United States Court of Appeals,
Jan. 5, 1973.
John R. Lauricella (argued), San Francisco, Cal., for defendant-appellant.
Shelby R. Gott, Asst. U. S. Atty. (argued), Stephen G. Nelson, Asst. U. S. Atty., Harry D. Steward, U. S. Atty., San Diego, Cal., for plaintiff-appellee.
Before MERRILL, KOELSCH and KILKENNY, Circuit Judges.
In 1967, appellant was charged in a two count indictment with (1) smuggling into the United States 10 ounces of heroin, and (2) transportation and concealment of the same heroin, all in violation of 21 U.S.C. Sec. 174. Appellant failed to appear on his trial date of November 25, 1968 and was thereafter indicted for bail jumping. He was arrested in August, 1971, and, on October 26, 1971, after a series of continuances, he pled guilty to both charges. After the death of the chief government witness, appellant filed a motion to withdraw the guilty plea. From the order denying the motion and the ensuing judgment of conviction and commitment, the appellant prosecutes this appeal.

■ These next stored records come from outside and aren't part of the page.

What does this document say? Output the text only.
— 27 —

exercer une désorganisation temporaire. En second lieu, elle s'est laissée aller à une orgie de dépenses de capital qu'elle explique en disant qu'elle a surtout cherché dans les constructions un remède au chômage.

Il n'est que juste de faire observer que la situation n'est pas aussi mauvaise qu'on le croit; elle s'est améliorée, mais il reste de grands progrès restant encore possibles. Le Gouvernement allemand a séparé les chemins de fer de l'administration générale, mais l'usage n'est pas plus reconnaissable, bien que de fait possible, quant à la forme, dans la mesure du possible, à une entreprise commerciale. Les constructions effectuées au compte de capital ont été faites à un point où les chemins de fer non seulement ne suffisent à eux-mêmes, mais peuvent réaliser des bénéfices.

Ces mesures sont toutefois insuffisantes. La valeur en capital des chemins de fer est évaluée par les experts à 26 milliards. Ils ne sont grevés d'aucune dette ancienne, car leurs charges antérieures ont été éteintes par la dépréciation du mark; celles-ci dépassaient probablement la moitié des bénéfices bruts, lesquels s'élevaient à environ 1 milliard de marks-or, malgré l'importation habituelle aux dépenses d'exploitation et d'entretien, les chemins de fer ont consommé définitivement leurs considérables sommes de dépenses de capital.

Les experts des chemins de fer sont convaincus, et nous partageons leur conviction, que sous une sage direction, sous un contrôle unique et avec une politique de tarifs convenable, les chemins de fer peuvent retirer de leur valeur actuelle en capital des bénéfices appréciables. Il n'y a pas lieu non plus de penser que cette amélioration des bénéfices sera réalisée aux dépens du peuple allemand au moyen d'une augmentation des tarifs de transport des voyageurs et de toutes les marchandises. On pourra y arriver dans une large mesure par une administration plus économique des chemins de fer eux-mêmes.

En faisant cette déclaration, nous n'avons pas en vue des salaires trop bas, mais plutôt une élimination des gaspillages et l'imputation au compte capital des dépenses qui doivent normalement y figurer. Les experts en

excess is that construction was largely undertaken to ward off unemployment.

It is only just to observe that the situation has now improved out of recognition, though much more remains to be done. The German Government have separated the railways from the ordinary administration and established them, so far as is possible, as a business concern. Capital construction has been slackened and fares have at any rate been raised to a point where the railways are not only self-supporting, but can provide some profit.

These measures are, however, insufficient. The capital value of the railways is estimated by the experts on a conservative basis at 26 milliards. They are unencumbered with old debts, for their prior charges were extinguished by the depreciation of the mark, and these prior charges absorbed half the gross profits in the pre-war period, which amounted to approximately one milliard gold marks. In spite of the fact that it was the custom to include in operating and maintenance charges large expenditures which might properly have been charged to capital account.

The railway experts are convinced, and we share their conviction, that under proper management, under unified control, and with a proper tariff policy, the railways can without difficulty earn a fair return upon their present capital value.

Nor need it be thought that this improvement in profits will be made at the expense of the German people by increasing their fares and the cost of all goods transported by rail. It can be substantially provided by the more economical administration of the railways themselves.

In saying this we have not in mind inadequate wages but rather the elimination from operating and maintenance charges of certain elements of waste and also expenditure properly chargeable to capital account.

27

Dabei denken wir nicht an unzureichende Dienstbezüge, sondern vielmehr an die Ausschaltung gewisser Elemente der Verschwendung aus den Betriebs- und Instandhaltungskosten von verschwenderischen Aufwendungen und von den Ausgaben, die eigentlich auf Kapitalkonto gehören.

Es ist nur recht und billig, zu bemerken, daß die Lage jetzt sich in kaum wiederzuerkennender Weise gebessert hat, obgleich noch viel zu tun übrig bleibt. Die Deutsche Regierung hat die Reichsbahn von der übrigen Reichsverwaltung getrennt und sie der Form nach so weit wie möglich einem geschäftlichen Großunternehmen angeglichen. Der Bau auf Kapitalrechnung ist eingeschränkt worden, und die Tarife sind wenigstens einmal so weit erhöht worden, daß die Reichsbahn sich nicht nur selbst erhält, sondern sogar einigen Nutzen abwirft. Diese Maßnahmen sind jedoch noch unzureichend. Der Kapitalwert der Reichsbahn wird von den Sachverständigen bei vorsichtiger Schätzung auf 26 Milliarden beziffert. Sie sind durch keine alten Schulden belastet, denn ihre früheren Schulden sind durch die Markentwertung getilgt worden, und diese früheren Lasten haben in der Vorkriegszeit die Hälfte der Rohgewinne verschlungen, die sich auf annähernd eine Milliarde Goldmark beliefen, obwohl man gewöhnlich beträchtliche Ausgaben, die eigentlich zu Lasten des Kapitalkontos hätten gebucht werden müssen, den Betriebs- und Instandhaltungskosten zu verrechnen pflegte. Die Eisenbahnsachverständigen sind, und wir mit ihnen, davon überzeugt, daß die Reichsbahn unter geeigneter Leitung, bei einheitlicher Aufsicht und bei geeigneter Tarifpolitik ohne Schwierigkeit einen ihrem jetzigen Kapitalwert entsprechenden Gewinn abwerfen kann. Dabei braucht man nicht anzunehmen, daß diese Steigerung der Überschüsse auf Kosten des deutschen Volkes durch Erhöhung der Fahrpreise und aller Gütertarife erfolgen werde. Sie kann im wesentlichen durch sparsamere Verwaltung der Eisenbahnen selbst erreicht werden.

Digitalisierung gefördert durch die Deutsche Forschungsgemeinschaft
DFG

Recognizing, as we do, that a pre-sentence motion to withdraw a guilty plea should be freely allowed, Kadwell v. United States, 315 F.2d 667, 670 (CA9 1963), we must also keep in mind that the sole question on appeal from a denial of such a motion is whether the trial court abused its discretion. Sherman v. United States, 383 F.2d 837, 840 (CA9 1967); Zaffarano v. United States, 330 F.2d 114 (CA9 1964), cert. denied 379 U.S. 825, 85 S.Ct. 52, 13 L.Ed.2d 35. We have uniformly held that a defendant has no right to withdraw a guilty plea under Rule 32(b), F.R.Crim.P. United States v. Youpee, 419 F.2d 1340, 1343 (CA9 1969). The "freely allowed" standard mentioned in Kadwell does not eliminate discretion on the part of the trial court. United States v. Youpee, supra; Sherman v. United States, supra. Prejudice to the government is one factor to be considered by the district court in its evaluation of the merits of the defendant's motion to withdraw his plea. United States v. Del Valle-Rojas, 463 F.2d 228, 229 (CA9 1972). Here, through no fault of its own, the government lost its principal witness. On this record, the lower court did not abuse its discretion in denying the plea. Leano v. United States, 457 F.2d 1208, 1209 (CA9 1972).
On appellant's other point, our examination of the record convinces us that appellant was adequately advised of his rights under Rule 11, F.R.Crim.P., and that the guilty plea was voluntarily made by him with a full understanding of the nature of the charges and the consequences of the plea.